34cm, 2x6-pin (no 8-pin connector) XTX:

http://www.vr-zone.com/index.php?i=4529

That's almost 13½ inches long...That's gotta be the OEM version for high-end vendors whom sell in a large chassis (Alienware ect). I think we already went through the case debacle (did I spell it right that time?) about only certain cases have 14 inches front-to-back.
 
Well, we've usually seen 3 months between tape-out and availability. I wouldn't know how much time is subtracted if they already have chips in-house back from the fab. I would think two months or so to ramp production, but that's just a guess on my part. Taking into account the Chinese New Year though, I would personally think March would be a stretch...but...I imagine what they're talking about is the A15 silicon what may be used in the 'x2850' rather than the 'x2800'. It's possible they already have, or have had for awhile, A12 in production mode gearing up for the March launch. If nothing else, and this final silicon is not used for the March launch, we could see the A15 products shortly afterwards (April/May?)

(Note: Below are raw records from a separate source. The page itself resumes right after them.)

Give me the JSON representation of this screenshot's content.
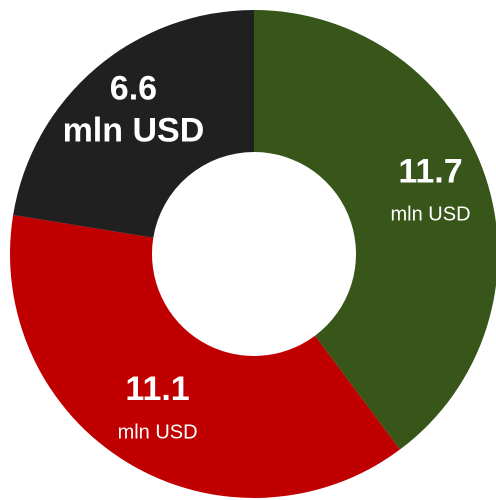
{
  "chart_data": {
    "type": "donut",
    "values": [
      11.7,
      11.1,
      6.6
    ],
    "colors": [
      "#38561a",
      "#c00000",
      "#202020"
    ],
    "unit": "mln USD"
  }
}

Actually you can change the metal layer after production has started, as the metal layer added late in production pipe. So even if A15 did not exist when the production started, the final chips can end up as stepping - there are only a 3 month delay for silicon changes (and A12 and A15 is the same silicon).
 
Actually you can change the metal layer after production has started, as the metal layer added late in production pipe. So even if A15 did not exist when the production started, the final chips can end up as stepping - there are only a 3 month delay for silicon changes (and A12 and A15 is the same silicon).

Thanks for that information.

The question then is, would ATi change it mid-production? The chips already made could go into lower-end chips then, in theory, but that also begs the question:

Did A12 revision chips run so hot that only OEM's will initially get the XTX version (with the big-ass cooler, ~13'') while retail gets perhaps the XT/XL/(GTO) running at slower speeds on the 9'' PCB until A15 comes out and they can ramp to the speeds while using a smaller cooler (9'' pcb?).

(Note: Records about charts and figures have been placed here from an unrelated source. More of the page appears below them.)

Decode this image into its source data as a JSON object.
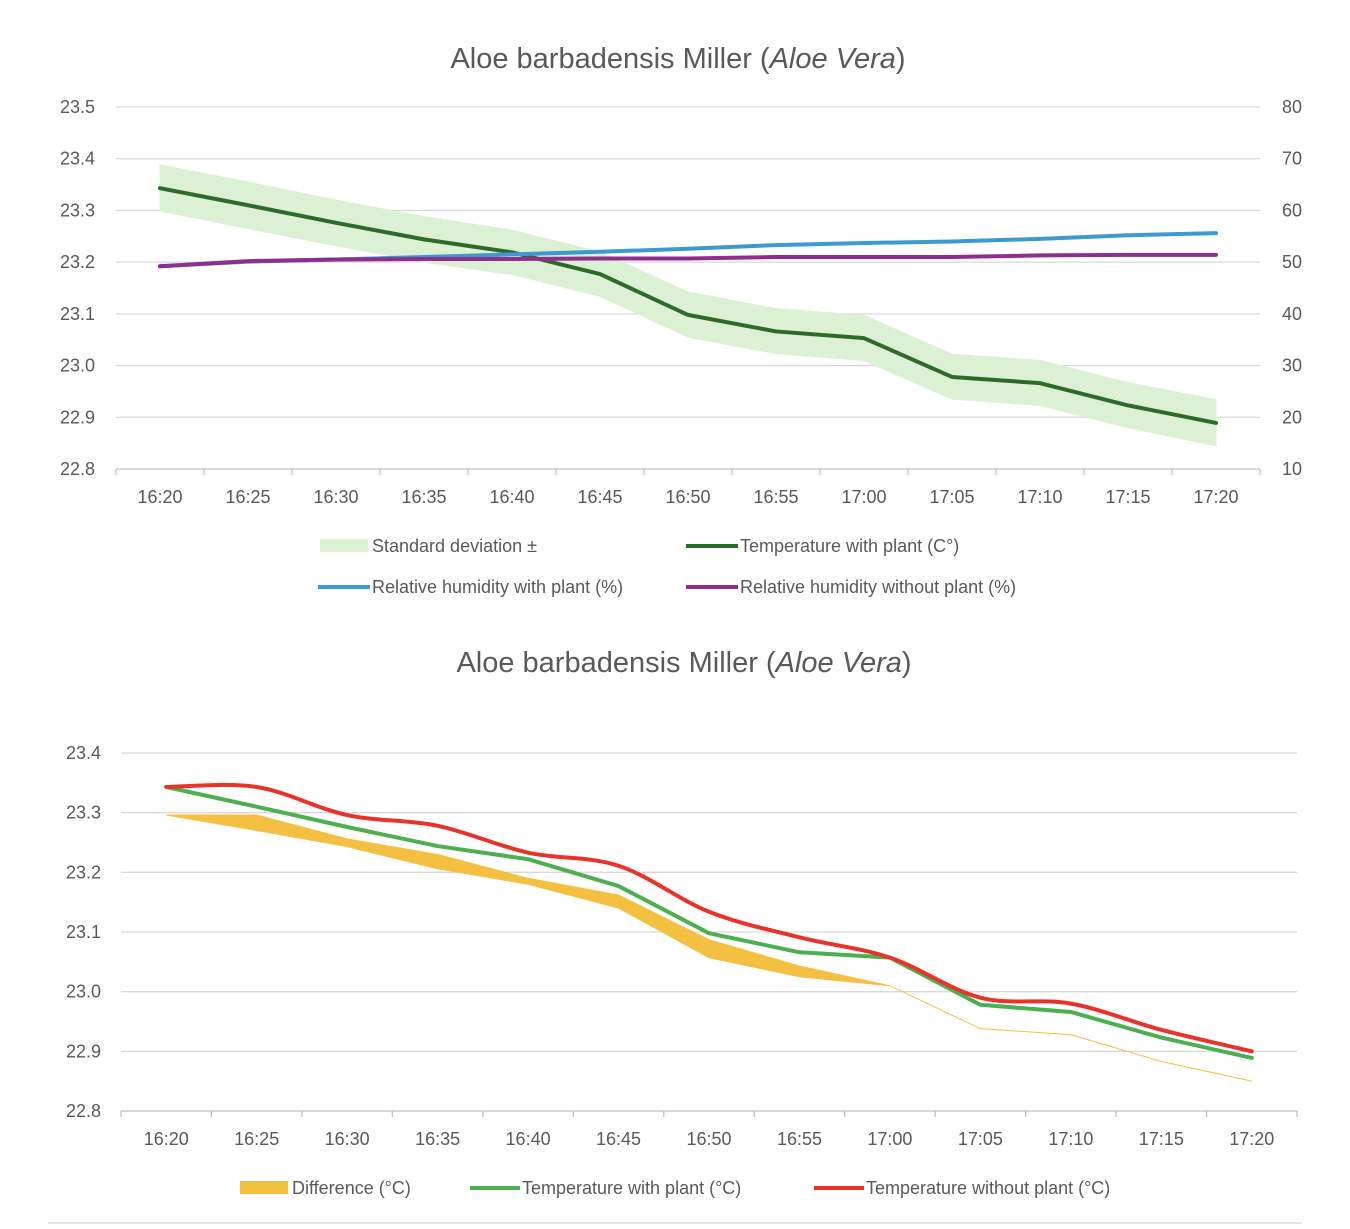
{
  "chart_data": [
    {
      "type": "line",
      "title": "Aloe barbadensis Miller (",
      "title_italic": "Aloe Vera",
      "title_end": ")",
      "categories": [
        "16:20",
        "16:25",
        "16:30",
        "16:35",
        "16:40",
        "16:45",
        "16:50",
        "16:55",
        "17:00",
        "17:05",
        "17:10",
        "17:15",
        "17:20"
      ],
      "y_left": {
        "range": [
          22.8,
          23.5
        ],
        "step": 0.1,
        "ticks": [
          "22.8",
          "22.9",
          "23.0",
          "23.1",
          "23.2",
          "23.3",
          "23.4",
          "23.5"
        ]
      },
      "y_right": {
        "range": [
          10,
          80
        ],
        "step": 10,
        "ticks": [
          "10",
          "20",
          "30",
          "40",
          "50",
          "60",
          "70",
          "80"
        ]
      },
      "grid": true,
      "legend_position": "bottom",
      "series": [
        {
          "name": "Standard deviation ±",
          "kind": "band",
          "axis": "left",
          "color": "#dcf0d4",
          "lower": [
            23.299,
            23.265,
            23.232,
            23.2,
            23.176,
            23.134,
            23.055,
            23.023,
            23.01,
            22.935,
            22.923,
            22.88,
            22.845
          ],
          "upper": [
            23.388,
            23.355,
            23.32,
            23.288,
            23.262,
            23.22,
            23.142,
            23.11,
            23.097,
            23.022,
            23.01,
            22.967,
            22.934
          ]
        },
        {
          "name": "Temperature with plant (C°)",
          "kind": "line",
          "axis": "left",
          "color": "#2e6b2a",
          "values": [
            23.343,
            23.31,
            23.276,
            23.244,
            23.219,
            23.177,
            23.098,
            23.066,
            23.053,
            22.978,
            22.966,
            22.923,
            22.889
          ]
        },
        {
          "name": "Relative humidity with plant (%)",
          "kind": "line",
          "axis": "right",
          "color": "#3d9ad1",
          "values": [
            49.2,
            50.1,
            50.5,
            51.0,
            51.5,
            52.0,
            52.6,
            53.3,
            53.7,
            54.0,
            54.5,
            55.2,
            55.6
          ]
        },
        {
          "name": "Relative humidity without plant (%)",
          "kind": "line",
          "axis": "right",
          "color": "#8e2f8f",
          "values": [
            49.2,
            50.2,
            50.5,
            50.6,
            50.6,
            50.7,
            50.7,
            51.0,
            51.0,
            51.0,
            51.3,
            51.4,
            51.4
          ]
        }
      ]
    },
    {
      "type": "line",
      "title": "Aloe barbadensis Miller (",
      "title_italic": "Aloe Vera",
      "title_end": ")",
      "categories": [
        "16:20",
        "16:25",
        "16:30",
        "16:35",
        "16:40",
        "16:45",
        "16:50",
        "16:55",
        "17:00",
        "17:05",
        "17:10",
        "17:15",
        "17:20"
      ],
      "y_left": {
        "range": [
          22.8,
          23.4
        ],
        "step": 0.1,
        "ticks": [
          "22.8",
          "22.9",
          "23.0",
          "23.1",
          "23.2",
          "23.3",
          "23.4"
        ]
      },
      "grid": true,
      "legend_position": "bottom",
      "series": [
        {
          "name": "Difference (°C)",
          "kind": "band",
          "axis": "left",
          "color": "#f4c042",
          "lower": [
            23.296,
            23.27,
            23.243,
            23.206,
            23.18,
            23.14,
            23.057,
            23.025,
            23.01,
            22.938,
            22.928,
            22.883,
            22.85
          ],
          "upper": [
            23.296,
            23.296,
            23.256,
            23.23,
            23.19,
            23.162,
            23.087,
            23.043,
            23.01,
            22.938,
            22.928,
            22.883,
            22.85
          ]
        },
        {
          "name": "Temperature with plant (°C)",
          "kind": "line",
          "axis": "left",
          "color": "#4caf50",
          "values": [
            23.343,
            23.31,
            23.276,
            23.244,
            23.222,
            23.177,
            23.098,
            23.066,
            23.057,
            22.978,
            22.966,
            22.923,
            22.889
          ]
        },
        {
          "name": "Temperature without plant (°C)",
          "kind": "line",
          "axis": "left",
          "color": "#e8332a",
          "smooth": true,
          "values": [
            23.343,
            23.343,
            23.296,
            23.278,
            23.233,
            23.211,
            23.134,
            23.091,
            23.057,
            22.99,
            22.98,
            22.936,
            22.9
          ]
        }
      ]
    }
  ]
}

At least seems a possibility, if enough A15's are not produced. If nothing else, whatever uses A15 at launch could be probably be rare-er, if not delayed past the initial launch if at least SOME parts are using A12. Remember the X1800XL availability, and the X1800XT not trickling into the market until a little later? It seems that could happen again.
 
Thanks for that information.

The question then is, would ATi change it mid-production? The chips already made could go into lower-end chips then, in theory, but that also begs the question:

Did A12 revision chips run so hot that only OEM's will initially get the XTX version (with the big-ass cooler, ~13'') while retail gets perhaps the XT/XL/(GTO) running at slower speeds on the 9'' PCB until A15 comes out and they can ramp to the speeds while using a smaller cooler (9'' pcb?).

At least seems a possibility, if enough A15's are not produced. If nothing else, whatever uses A15 at launch could be probably be rare-er, if not delayed past the initial launch if at least SOME parts are using A12. Remember the X1800XL availability, and the X1800XT not trickling into the market until a little later? It seems that could happen again.

Perhaps it's as simple as , Ati started production on the A12 spin . This met the goals for OEM cards. They built up a sizable quanity for launch while switching to A15 for the retail launch. That way they could serve both sectors without under supplying both.
 
True enough. Obviously, that is the best case scenario and certainly possible. It'd be nice to see all 9'' (retail) cards using the A15 revision, just hope it doesn't delay the darn things longer.

On the other hand, if I were a high-end OEM, I'd be pissed with getting the ungodly hot/not clocking as well, huge-fanned, full-case sized pcb w/ beta-chip monstrosity to pitch in my machines. (Yeah, that was a bit over-the-top...)

I suppose we shall see how it unfolds.